Say that I know that the covariance matrix $$X^T X$$ has $n$ real eigenvalues $\lambda_1,\ldots,\lambda_n$.
Is it possible to produce a lower bound and/or upper bound on the eigenvalues of a scaled covariance matrix:
$$X^T D X$$
Here $D$ is a $n\times n$ diagonal "scaling" matrix with $d_1,\ldots,d_n$ on the diagonal. The elements $d_1,\ldots,d_n$ are real, positive, and bounded in the interval $[d_{min},d_{max}]$ where $0 < d_{min} < d_{max} < 1$.
Upper Bound:
Let $\rho$ denote the maximal eigenvalue of $X^TX$. Let $\|A\|$ denote the spectral norm of the matrix $A$, given by $\|A\| = \lambda_{max}(\sqrt{A^TA})$. We then have $$ \|X^TDX\| \leq \|X^T\|\cdot \|D\| \cdot \|X\| $$ On the other hand, we have $$ \|X\| = \sqrt{\rho}\\ \|X^T\| = \lambda_{max}(\sqrt{XX^T}) = \lambda_{max}(\sqrt{X^TX}) = \sqrt{\rho}\\ \|D\| = \lambda_{max}(D) \leq 1 $$ So, all together, we have $$ \lambda_{max}(X^TDX) \leq \|X^TDX\| \leq \|X^T\|\cdot \|D\| \cdot \|X\| \leq \rho $$
Lower Bound:
First of all, note that $X^TDX$ is positive semidefinite, so its eigenvalues are certainly non-negative.

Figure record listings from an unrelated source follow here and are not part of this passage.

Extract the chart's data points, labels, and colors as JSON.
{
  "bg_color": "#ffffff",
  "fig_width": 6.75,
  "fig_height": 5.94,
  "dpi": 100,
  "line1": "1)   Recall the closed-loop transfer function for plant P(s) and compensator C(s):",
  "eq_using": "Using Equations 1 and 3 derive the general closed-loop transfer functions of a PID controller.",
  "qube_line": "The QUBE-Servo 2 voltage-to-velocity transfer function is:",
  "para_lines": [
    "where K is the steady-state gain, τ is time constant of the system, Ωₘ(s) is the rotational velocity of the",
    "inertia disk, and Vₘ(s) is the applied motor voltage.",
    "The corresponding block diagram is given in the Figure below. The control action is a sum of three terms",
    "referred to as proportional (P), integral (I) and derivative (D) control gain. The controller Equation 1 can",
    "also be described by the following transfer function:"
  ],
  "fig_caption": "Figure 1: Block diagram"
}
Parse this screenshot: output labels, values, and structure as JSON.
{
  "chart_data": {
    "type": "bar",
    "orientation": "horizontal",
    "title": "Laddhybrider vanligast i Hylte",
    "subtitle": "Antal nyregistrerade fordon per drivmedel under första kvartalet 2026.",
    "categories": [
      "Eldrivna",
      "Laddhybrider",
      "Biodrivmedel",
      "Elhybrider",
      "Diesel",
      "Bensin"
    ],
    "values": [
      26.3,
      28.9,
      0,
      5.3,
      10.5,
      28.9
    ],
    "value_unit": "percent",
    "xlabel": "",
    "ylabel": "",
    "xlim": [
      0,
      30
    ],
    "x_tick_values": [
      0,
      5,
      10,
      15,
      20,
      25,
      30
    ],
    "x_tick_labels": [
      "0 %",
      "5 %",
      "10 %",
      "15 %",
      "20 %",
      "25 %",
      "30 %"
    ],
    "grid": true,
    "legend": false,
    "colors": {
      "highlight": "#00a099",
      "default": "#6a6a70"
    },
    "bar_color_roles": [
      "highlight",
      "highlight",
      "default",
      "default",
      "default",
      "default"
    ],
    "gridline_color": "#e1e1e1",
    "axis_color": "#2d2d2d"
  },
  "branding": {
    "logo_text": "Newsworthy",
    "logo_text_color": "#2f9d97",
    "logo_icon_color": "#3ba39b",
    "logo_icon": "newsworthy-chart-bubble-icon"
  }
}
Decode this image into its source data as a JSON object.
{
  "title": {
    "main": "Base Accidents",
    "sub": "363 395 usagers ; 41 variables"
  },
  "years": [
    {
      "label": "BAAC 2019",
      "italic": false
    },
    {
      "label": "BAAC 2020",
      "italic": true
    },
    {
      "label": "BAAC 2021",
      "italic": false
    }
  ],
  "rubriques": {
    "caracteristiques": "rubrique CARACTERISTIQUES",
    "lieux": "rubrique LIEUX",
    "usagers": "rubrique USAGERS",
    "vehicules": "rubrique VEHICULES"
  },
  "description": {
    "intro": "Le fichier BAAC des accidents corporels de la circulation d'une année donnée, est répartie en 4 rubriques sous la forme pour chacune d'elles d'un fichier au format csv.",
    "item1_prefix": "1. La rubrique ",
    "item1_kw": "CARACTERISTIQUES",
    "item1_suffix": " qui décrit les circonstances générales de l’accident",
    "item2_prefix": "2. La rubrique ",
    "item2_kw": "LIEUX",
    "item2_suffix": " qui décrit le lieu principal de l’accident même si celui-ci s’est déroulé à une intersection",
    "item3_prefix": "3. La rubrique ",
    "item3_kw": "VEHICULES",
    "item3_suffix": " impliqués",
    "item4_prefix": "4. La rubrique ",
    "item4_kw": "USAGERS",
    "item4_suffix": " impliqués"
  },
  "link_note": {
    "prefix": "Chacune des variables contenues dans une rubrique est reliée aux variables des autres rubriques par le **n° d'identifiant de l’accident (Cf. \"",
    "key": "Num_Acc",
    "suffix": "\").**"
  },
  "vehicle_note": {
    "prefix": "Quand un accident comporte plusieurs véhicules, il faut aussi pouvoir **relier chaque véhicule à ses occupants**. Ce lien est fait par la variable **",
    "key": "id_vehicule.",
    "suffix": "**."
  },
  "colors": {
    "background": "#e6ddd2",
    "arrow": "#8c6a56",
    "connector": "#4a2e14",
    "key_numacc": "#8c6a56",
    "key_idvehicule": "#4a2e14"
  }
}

Let $d = d_{min}$. We note that the matrix $$ X^TDX - d(X^TX) = X^T(D - dI)X $$ is necessarily positive definite. It follows that $$ \lambda_{min}(X^TDX) \geq \lambda_{min}(dX^TX) = d\lambda_{min}(X^TX) $$ In fact, we could also have used this trick for the upper bound by noting that $X^T(\rho I - D)X$ is positive semidefinite.